At The Jewelry Edit, it begins with our Code of Ethics. We combine the desire for sustainable business practices with fair trade and humane working conditions—a sort-of mission statement for our designers to embrace. Importantly, transparency is everything. I want customers to know they can trust us and turn to us when they want to shop more consciously. Each of our designers are handpicked to ensure our ethos align, especially when it comes to the topic of environmental responsibility.
Designers we carry like Soko, Wolf Circus, Nina Berenato and Paige Novick are strong proponents of environmental and social responsibility. Paige Novick can trace her diamonds to the Rio Tinto’s Argyle mine in Australia. Nina Berenato uses recycled metals and lab created gemstones, which eliminates the negative impact of mining from her jewelry. Soko uses recycled brass and increases their social responsibility by sourcing it from local vendors. The environment is something we want all our designers to be thinking about, as the industry as a whole finds and develops ways to become more sustainable.

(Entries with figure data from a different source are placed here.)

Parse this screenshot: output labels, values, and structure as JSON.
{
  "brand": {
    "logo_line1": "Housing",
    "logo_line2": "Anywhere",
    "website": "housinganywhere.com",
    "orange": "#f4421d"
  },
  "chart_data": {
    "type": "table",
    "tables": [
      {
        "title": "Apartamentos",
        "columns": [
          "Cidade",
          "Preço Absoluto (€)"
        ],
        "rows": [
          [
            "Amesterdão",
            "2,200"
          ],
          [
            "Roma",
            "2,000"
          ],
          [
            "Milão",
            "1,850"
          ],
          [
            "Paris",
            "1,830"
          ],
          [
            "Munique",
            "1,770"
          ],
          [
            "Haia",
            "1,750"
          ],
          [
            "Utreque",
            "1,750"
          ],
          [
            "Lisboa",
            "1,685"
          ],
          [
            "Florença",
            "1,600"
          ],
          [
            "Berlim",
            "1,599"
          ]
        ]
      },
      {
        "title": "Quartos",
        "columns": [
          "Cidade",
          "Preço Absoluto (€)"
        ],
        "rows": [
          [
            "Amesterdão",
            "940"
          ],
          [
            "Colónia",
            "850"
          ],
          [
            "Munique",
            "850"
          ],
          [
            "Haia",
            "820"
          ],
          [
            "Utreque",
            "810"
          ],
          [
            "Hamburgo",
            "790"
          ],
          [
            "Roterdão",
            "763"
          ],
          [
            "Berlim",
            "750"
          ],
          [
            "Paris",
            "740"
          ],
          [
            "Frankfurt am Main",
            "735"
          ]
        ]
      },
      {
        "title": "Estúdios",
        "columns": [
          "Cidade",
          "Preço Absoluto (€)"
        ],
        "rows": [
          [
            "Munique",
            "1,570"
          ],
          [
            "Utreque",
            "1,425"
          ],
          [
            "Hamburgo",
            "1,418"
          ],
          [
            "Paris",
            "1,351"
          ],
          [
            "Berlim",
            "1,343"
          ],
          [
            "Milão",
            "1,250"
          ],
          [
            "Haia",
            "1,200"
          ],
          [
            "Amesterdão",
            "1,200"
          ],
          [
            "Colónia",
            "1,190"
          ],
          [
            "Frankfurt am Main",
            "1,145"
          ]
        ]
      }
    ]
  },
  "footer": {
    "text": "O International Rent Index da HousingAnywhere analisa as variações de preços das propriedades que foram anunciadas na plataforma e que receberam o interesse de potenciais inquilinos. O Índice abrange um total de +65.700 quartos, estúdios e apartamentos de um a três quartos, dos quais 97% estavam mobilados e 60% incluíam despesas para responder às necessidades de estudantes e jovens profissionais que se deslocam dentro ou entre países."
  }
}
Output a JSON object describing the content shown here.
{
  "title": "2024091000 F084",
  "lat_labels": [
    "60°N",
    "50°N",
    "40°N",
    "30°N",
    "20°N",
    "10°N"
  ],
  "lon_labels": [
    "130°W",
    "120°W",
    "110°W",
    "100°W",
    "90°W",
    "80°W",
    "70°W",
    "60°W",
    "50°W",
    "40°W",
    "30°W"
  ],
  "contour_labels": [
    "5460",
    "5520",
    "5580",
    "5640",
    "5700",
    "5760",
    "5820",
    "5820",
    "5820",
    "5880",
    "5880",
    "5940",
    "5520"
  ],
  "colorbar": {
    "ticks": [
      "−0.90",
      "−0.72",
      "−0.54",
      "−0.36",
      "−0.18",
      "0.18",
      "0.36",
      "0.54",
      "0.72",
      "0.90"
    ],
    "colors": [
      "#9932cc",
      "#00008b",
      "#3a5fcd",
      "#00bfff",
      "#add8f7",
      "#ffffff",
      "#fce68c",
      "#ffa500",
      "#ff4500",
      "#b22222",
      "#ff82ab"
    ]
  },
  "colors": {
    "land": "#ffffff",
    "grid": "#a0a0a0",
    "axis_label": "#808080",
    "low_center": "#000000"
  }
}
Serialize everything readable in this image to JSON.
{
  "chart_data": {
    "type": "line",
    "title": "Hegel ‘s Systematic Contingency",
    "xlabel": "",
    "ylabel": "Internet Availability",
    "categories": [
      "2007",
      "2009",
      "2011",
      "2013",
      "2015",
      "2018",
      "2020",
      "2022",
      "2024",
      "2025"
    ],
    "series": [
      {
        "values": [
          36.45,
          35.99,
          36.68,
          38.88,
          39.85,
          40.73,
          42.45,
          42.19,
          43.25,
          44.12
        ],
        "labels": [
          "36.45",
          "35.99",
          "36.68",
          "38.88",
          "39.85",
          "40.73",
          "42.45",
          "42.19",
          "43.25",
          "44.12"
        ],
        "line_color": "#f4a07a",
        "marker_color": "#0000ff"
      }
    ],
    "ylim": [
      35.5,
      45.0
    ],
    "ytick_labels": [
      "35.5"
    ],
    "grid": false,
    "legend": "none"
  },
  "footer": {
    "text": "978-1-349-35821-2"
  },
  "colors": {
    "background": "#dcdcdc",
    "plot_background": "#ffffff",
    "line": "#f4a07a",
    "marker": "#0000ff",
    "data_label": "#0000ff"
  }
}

Ultimately, designers have to start taking real steps towards sustainability, no matter how challenging they are from a resource or financial standpoint. Sometimes our steps mean narrowing in on specific elements of sustainability—an easy one for us to champion is the human element. Ensuring our designers use small batch production and create a safe and fair environment for workers is an essential first step that leads to a chain reaction that ultimately helps our planet.
Sourcing more designers focused on sustainability and creating a platform to allow customers to shop responsibly is an exciting challenge for us at The Jewelry Edit. Becoming more sustainable, especially within the jewelry industry, is a process that requires reexamining and challenging some long-standing institutions. But the payoff is worth it – resulting in a world that’s better for us and generations to come.